Poland will keep 2011 public debt below the level forecast in the government’s four-year financial plan as it reduces contributions to private pension funds, said Deputy Finance Minister Ludwik Kotecki.
The government in August said public debt would be 54.4 percent of gross domestic product this year, less than the 55 percent threshold that would trigger mandatory spending cuts. Debt was about 53.5 percent of GDP last year, the Finance Ministry said Dec. 31.
The government plans to update its financial plan in March, including new targets for the budget deficit and debt, based on 2010 economic data and changes in the pension system, Kotecki said Jan. 7 during an interview in Warsaw. Poland on April 1 will reduce cash transfers to private pension funds to 2.3 percent of each worker’s pay from 7.3 percent, keeping the remainder in accounts managed by the social insurance fund.

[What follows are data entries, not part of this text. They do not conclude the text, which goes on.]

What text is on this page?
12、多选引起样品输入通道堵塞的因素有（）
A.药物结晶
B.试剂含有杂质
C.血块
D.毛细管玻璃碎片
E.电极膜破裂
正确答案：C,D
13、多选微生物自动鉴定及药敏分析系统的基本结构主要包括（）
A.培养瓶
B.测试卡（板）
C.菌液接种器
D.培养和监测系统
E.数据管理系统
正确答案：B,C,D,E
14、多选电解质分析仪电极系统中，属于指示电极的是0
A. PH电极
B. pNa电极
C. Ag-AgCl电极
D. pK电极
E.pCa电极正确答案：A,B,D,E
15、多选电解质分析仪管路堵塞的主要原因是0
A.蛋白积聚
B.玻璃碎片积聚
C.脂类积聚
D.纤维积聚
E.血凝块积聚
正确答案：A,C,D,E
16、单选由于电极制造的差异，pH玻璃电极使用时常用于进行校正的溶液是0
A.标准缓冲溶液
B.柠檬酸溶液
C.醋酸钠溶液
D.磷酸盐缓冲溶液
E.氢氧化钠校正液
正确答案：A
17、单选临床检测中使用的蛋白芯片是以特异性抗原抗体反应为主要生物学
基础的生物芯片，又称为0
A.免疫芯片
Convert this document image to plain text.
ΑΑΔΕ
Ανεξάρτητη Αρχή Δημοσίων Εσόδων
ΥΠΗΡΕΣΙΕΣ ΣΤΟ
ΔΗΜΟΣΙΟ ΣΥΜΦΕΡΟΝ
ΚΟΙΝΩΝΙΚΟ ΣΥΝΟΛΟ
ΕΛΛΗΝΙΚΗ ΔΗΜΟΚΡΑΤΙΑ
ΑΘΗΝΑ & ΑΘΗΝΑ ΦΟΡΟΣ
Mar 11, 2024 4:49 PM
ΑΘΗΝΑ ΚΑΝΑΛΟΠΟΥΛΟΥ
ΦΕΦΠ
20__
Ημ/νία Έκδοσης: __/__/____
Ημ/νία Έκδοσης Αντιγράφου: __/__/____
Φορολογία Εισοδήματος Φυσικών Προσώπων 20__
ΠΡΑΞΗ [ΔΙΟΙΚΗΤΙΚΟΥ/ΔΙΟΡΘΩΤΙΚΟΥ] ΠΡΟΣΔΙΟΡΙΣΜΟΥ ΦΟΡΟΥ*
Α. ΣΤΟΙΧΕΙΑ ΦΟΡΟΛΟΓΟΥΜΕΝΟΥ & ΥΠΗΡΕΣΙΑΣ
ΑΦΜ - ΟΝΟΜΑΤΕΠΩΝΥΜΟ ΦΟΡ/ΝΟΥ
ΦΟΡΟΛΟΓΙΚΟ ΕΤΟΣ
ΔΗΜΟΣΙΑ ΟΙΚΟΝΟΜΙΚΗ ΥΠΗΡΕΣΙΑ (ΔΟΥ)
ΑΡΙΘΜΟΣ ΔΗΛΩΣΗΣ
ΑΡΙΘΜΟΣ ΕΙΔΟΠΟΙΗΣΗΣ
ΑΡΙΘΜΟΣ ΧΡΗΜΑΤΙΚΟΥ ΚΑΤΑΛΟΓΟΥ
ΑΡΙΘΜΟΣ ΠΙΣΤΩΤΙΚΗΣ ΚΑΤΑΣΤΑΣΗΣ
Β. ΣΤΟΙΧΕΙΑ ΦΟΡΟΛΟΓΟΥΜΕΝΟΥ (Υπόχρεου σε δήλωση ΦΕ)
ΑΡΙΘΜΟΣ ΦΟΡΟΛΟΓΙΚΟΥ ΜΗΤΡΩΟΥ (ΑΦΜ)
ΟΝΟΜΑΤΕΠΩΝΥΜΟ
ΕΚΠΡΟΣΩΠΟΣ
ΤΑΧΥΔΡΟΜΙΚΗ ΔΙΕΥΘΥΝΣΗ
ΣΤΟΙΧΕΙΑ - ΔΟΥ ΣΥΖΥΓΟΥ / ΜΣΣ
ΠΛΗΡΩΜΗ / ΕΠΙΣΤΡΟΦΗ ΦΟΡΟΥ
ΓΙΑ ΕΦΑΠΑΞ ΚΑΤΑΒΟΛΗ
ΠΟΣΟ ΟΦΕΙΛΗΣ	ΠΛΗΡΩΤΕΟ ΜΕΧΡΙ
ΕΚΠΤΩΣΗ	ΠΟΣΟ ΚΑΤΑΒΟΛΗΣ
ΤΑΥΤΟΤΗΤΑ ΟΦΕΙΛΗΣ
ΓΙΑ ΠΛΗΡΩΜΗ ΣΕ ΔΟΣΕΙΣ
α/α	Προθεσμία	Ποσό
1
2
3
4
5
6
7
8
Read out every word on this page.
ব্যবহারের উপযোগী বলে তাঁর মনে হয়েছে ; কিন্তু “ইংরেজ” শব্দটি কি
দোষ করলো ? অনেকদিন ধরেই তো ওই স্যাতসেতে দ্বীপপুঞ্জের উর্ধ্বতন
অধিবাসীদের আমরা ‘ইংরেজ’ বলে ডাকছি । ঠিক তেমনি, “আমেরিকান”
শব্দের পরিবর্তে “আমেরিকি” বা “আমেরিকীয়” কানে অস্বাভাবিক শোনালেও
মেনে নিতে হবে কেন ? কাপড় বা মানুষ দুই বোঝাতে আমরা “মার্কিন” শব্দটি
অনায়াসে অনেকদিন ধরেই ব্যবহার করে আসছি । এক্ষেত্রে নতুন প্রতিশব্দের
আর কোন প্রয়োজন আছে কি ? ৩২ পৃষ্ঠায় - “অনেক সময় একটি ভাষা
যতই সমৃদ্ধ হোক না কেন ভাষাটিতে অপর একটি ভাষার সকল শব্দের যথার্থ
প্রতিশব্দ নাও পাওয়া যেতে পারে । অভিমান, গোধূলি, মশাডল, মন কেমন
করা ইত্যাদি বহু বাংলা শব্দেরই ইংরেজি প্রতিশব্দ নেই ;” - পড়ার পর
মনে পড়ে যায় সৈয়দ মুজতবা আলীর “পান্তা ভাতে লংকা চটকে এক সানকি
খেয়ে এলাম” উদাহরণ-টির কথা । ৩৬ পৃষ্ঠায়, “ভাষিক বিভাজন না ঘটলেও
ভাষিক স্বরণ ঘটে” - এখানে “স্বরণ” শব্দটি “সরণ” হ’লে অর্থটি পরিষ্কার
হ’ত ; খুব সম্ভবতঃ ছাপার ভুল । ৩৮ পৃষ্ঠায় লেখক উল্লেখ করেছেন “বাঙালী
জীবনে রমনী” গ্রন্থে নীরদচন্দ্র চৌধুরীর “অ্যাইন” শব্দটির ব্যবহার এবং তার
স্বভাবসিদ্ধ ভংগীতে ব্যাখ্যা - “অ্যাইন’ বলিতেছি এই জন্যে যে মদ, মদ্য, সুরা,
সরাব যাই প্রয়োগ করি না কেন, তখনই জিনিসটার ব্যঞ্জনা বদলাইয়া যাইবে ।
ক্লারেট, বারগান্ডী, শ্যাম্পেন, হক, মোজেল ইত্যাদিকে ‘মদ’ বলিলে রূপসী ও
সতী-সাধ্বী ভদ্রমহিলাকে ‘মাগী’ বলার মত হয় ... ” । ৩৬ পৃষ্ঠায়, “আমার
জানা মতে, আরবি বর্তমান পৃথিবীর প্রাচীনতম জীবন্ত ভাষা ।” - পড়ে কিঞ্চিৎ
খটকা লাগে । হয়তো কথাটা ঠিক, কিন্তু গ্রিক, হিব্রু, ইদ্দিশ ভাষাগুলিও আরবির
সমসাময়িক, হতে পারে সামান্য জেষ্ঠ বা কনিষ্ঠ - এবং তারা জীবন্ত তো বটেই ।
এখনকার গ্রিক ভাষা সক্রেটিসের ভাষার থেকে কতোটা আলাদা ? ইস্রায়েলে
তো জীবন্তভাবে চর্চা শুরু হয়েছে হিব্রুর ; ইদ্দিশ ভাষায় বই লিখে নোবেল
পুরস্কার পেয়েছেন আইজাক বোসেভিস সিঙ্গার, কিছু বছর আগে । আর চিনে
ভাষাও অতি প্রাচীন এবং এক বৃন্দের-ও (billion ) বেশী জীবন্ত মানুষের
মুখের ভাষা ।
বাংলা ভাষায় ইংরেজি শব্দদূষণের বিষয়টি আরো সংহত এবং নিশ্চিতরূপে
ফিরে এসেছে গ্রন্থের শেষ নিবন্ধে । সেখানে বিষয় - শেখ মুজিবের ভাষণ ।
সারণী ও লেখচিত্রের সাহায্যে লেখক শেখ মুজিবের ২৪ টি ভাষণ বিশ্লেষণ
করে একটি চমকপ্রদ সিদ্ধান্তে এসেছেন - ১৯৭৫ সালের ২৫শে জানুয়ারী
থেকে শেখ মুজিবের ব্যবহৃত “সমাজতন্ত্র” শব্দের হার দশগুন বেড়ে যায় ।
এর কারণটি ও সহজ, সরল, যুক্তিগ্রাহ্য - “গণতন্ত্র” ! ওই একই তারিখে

“Finally, we are getting to work on a very strong debt reduction program and limiting the risk of exceeding the 55 percent threshold,” Kotecki said. “The decision on pension transfer cuts is a breakthrough for Poland’s debt.”
Following the pension changes, Poland’s general government deficit will narrow to about 6 percent of GDP this year, from 7.9 percent in 2010, Kotecki said. Borrowing needs will be reduced by 10 billion to 12 billion zloty ($4 billion), he said.
“The changes will allow us to improve the long-term financial stability of Poland,” Kotecki said.
Since 1999, the state has transferred 211 billion zloty of employee contributions to private funds, the equivalent of a third of public debt.
Poland’s general government deficit has more than quadrupled as a percentage of GDP since 2007, even as the country was the only European Union economy to avoid recession during the credit crisis.